De vezels zijn niet driedimensioneel bewaard. Ze hebben een diameter die lager ligt dan tien micrometer. Tussen arm en nek bevindt zich een driehoekig propatagium. Volgens Unwin werd dit 'gemanipuleerd' door het pteroïde beentje. Het cheiropatagium, het membraan tussen arm en romp, loopt volgens hem aantoonbaar tot aan de enkel. Omdat er een statistisch verband is tussen armlengte en beenlengte, zou dat de toestand zijn geweest bij alle pterosauriërs.

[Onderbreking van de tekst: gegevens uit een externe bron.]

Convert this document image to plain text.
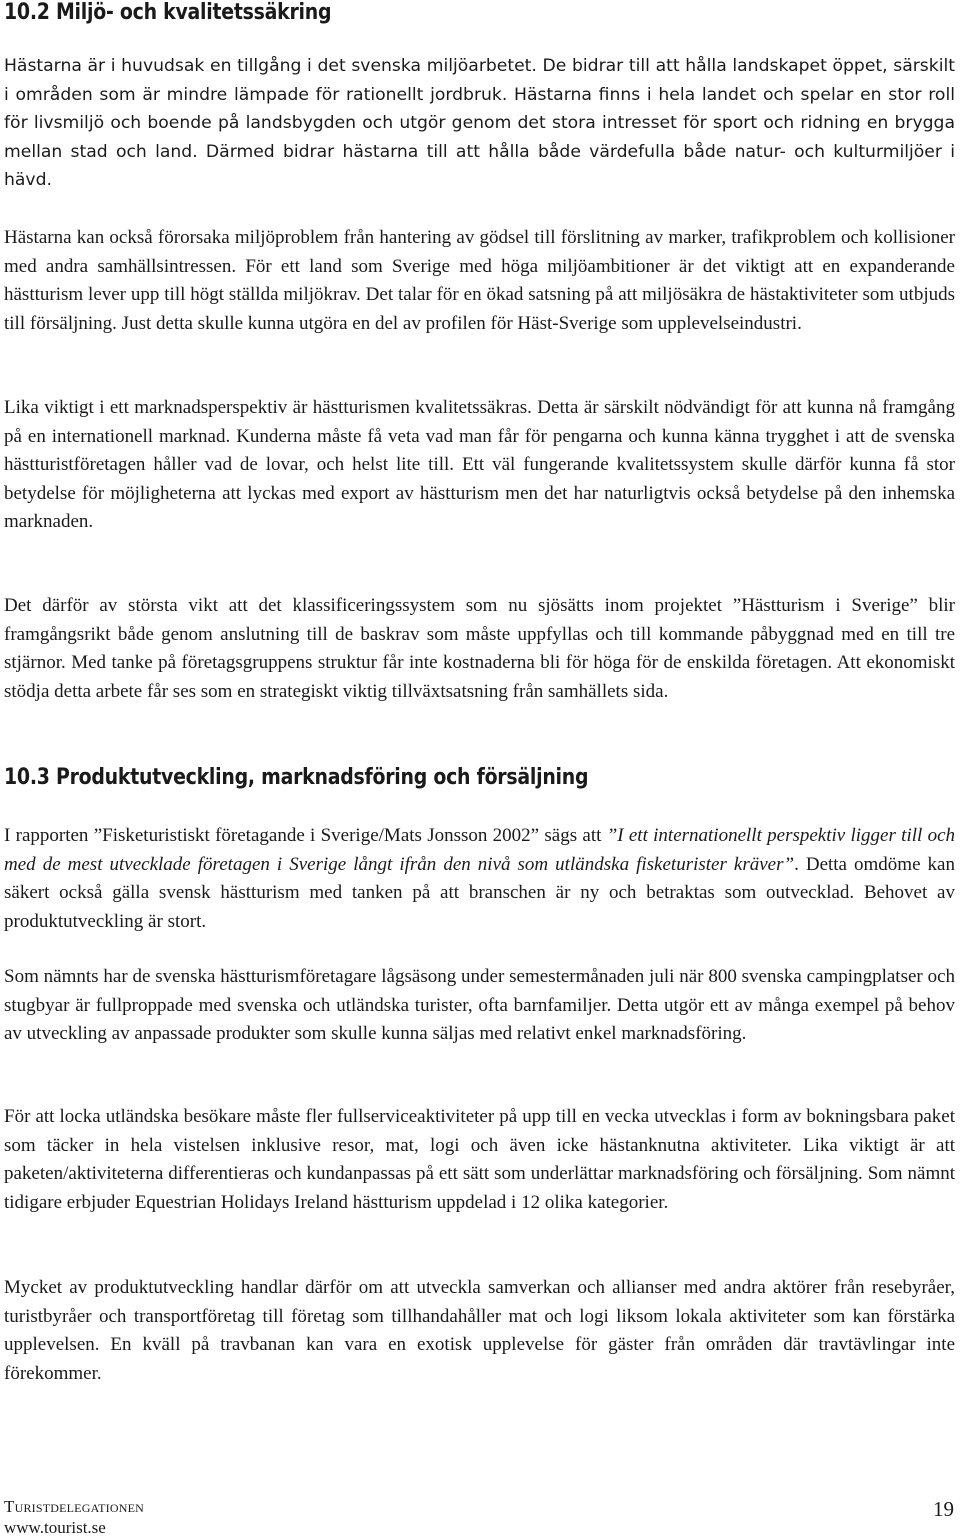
10.2 Miljö- och kvalitetssäkring

Hästarna är i huvudsak en tillgång i det svenska miljöarbetet. De bidrar till att hålla landskapet öppet, särskilt i områden som är mindre lämpade för rationellt jordbruk. Hästarna finns i hela landet och spelar en stor roll för livsmiljö och boende på landsbygden och utgör genom det stora intresset för sport och ridning en brygga mellan stad och land. Därmed bidrar hästarna till att hålla både värdefulla både natur- och kulturmiljöer i hävd.

Hästarna kan också förorsaka miljöproblem från hantering av gödsel till förslitning av marker, trafikproblem och kollisioner med andra samhällsintressen. För ett land som Sverige med höga miljöambitioner är det viktigt att en expanderande hästturism lever upp till högt ställda miljökrav. Det talar för en ökad satsning på att miljösäkra de hästaktiviteter som utbjuds till försäljning. Just detta skulle kunna utgöra en del av profilen för Häst-Sverige som upplevelseindustri.

Lika viktigt i ett marknadsperspektiv är hästturismen kvalitetssäkras. Detta är särskilt nödvändigt för att kunna nå framgång på en internationell marknad. Kunderna måste få veta vad man får för pengarna och kunna känna trygghet i att de svenska hästturistföretagen håller vad de lovar, och helst lite till. Ett väl fungerande kvalitetssystem skulle därför kunna få stor betydelse för möjligheterna att lyckas med export av hästturism men det har naturligtvis också betydelse på den inhemska marknaden.

Det därför av största vikt att det klassificeringssystem som nu sjösätts inom projektet ”Hästturism i Sverige” blir framgångsrikt både genom anslutning till de baskrav som måste uppfyllas och till kommande påbyggnad med en till tre stjärnor. Med tanke på företagsgruppens struktur får inte kostnaderna bli för höga för de enskilda företagen. Att ekonomiskt stödja detta arbete får ses som en strategiskt viktig tillväxtsatsning från samhällets sida.

10.3 Produktutveckling, marknadsföring och försäljning

I rapporten ”Fisketuristiskt företagande i Sverige/Mats Jonsson 2002” sägs att ”I ett internationellt perspektiv ligger till och med de mest utvecklade företagen i Sverige långt ifrån den nivå som utländska fisketurister kräver”. Detta omdöme kan säkert också gälla svensk hästturism med tanken på att branschen är ny och betraktas som outvecklad. Behovet av produktutveckling är stort.

Som nämnts har de svenska hästturismföretagare lågsäsong under semestermånaden juli när 800 svenska campingplatser och stugbyar är fullproppade med svenska och utländska turister, ofta barnfamiljer. Detta utgör ett av många exempel på behov av utveckling av anpassade produkter som skulle kunna säljas med relativt enkel marknadsföring.

För att locka utländska besökare måste fler fullserviceaktiviteter på upp till en vecka utvecklas i form av bokningsbara paket som täcker in hela vistelsen inklusive resor, mat, logi och även icke hästanknutna aktiviteter. Lika viktigt är att paketen/aktiviteterna differentieras och kundanpassas på ett sätt som underlättar marknadsföring och försäljning. Som nämnt tidigare erbjuder Equestrian Holidays Ireland hästturism uppdelad i 12 olika kategorier.

Mycket av produktutveckling handlar därför om att utveckla samverkan och allianser med andra aktörer från resebyråer, turistbyråer och transportföretag till företag som tillhandahåller mat och logi liksom lokala aktiviteter som kan förstärka upplevelsen. En kväll på travbanan kan vara en exotisk upplevelse för gäster från områden där travtävlingar inte förekommer.

Turistdelegationen
www.tourist.se
19
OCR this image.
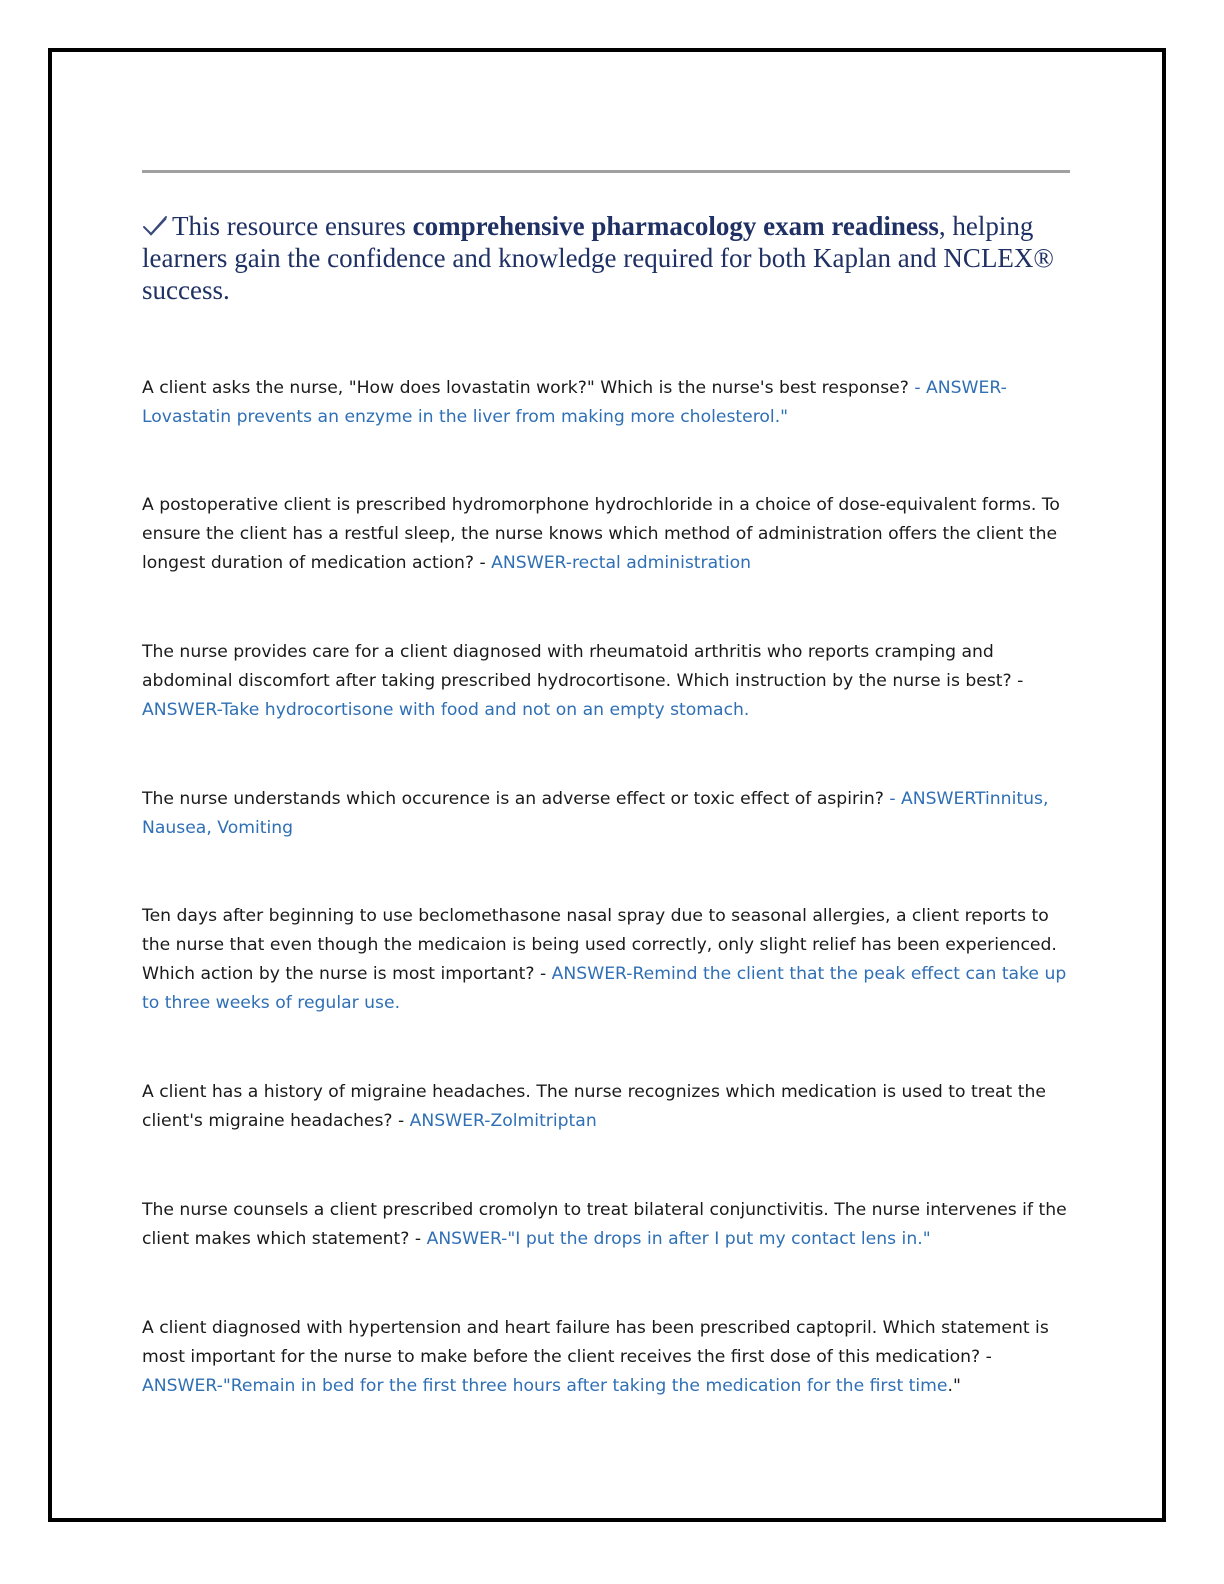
This resource ensures comprehensive pharmacology exam readiness, helping learners gain the confidence and knowledge required for both Kaplan and NCLEX® success.
A client asks the nurse, "How does lovastatin work?" Which is the nurse's best response? - ANSWER-Lovastatin prevents an enzyme in the liver from making more cholesterol."
A postoperative client is prescribed hydromorphone hydrochloride in a choice of dose-equivalent forms. To ensure the client has a restful sleep, the nurse knows which method of administration offers the client the longest duration of medication action? - ANSWER-rectal administration
The nurse provides care for a client diagnosed with rheumatoid arthritis who reports cramping and abdominal discomfort after taking prescribed hydrocortisone. Which instruction by the nurse is best? - ANSWER-Take hydrocortisone with food and not on an empty stomach.
The nurse understands which occurence is an adverse effect or toxic effect of aspirin? - ANSWERTinnitus, Nausea, Vomiting
Ten days after beginning to use beclomethasone nasal spray due to seasonal allergies, a client reports to the nurse that even though the medicaion is being used correctly, only slight relief has been experienced. Which action by the nurse is most important? - ANSWER-Remind the client that the peak effect can take up to three weeks of regular use.
A client has a history of migraine headaches. The nurse recognizes which medication is used to treat the client's migraine headaches? - ANSWER-Zolmitriptan
The nurse counsels a client prescribed cromolyn to treat bilateral conjunctivitis. The nurse intervenes if the client makes which statement? - ANSWER-"I put the drops in after I put my contact lens in."
A client diagnosed with hypertension and heart failure has been prescribed captopril. Which statement is most important for the nurse to make before the client receives the first dose of this medication? - ANSWER-"Remain in bed for the first three hours after taking the medication for the first time."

Het membraan zou dus niet tot aan het middel lopen, zoals sommige andere onderzoekers, waaronder Kevin Padian, meenden. Er lijkt duidelijk een 'uropatagium' aanwezig te zijn, een membraan tussen de achterpoten, zij het dat dan de naam daarvan onzuiver is want het zou volgens Sjarow en Unwin niet aan de staart, oura, verbonden zijn maar direct tussen de vijfde tenen gespannen. De staart is namelijk vaak gebogen zonder het membraan mee te trekken en lijkt daar dus letterlijk los van te staan. Unwin zou later de term 'cruropatagium' introduceren. Unwin wees erop dat dit impliceerde dat de normale buitenzijde van de voet naar achteren en binnen geroteerd is. Dit verklaart dan de speciale gebogen en verlengde vorm van de vijfde teen.

In de jaren tachtig huwde de Russische paleontologe Natasja Bachoerina de Britse paleontoloog David Unwin en vertrok met haar man en een door haarzelf opgegraven exemplaar van Sordes naar het Westen. Bachoerina en Unwin gaven midden jaren negentig een heel eigen interpretatie van de vondst: niet alleen de lange en stijve vezels, waarvan Unwin de maximale lengte als een volle centimeter gaf, maar ook de korte zouden tot de vlieghuid behoren en van beharing zou dus geen sprake zijn. Unwin zou over de haren zijn mening meermalen veranderen: hij gaf eerst toe dat op verschillende van de andere exemplaren duidelijk te zien valt dat er lichaamsbeharing aanwezig is maar in 2019 stelde hij dat alle pterosauriërs naakt waren.

Fylogenie[bewerken | brontekst bewerken]

Sjarow plaatste Sordes in de Dimorphodontidae. Dat is niet de uitkomst van moderne analyses, behalve die van David Peters, welke illustrator echter door geen enkele moderne onderzoeker serieus genomen wordt.

De plaatsing van Sordes lijkt vrij basaal: volgens Alexander Kellner en Wang Xiaolin zelfs vlak boven de Anurognathidae, volgens David Unwin, wegens de bovengenoemde afgeleide eigenschappen, echter een stuk hoger in de Scaphognathinae binnen de Rhamphorhynchidae, volgens Lü Junchang boven Preondactylus. Volgens een analyse van Brian Andres uit 2014 is de positie zelfs tamelijk afgeleid als zustersoort van de Monofenestrata en meest basaal lid van de Pterodactylomorpha.

De positie in de evolutionaire stamboom volgens de analyse van 2014 toont het volgende kladogram.

 Pterodactylomorpha 

Sordes


 Monofenestrata 
Darwinoptera

Pterorhynchus



Wukongopteridae



Pterodactyliformes 

Changchengopterus


 Caelidracones 

Anurognathidae


Pterodactyloidea 

Archaeopterodactyloidea



Eupterodactyloidea







Levenswijze[bewerken | brontekst bewerken]

Aan Sordes is een levenswijze als viseter toegeschreven, net als aan andere rhamphorhynchiden. Aangezien hij echter misschien helemaal niet tot deze groep behoorde, zijn afmetingen erg klein zijn en de relatief nog kleinere tanden niet sterk gespecialiseerd in het spietsen van een prooi, is ook verondersteld dat hij kleine ongewervelden at, waaronder misschien insecten, waarvan er vele aangetroffen zijn in de lagen waar het fossiel zijn oorsprong heeft — de goede conserveringsomstandigheden hiervoor vormden de reden waarom ze onderzocht werden.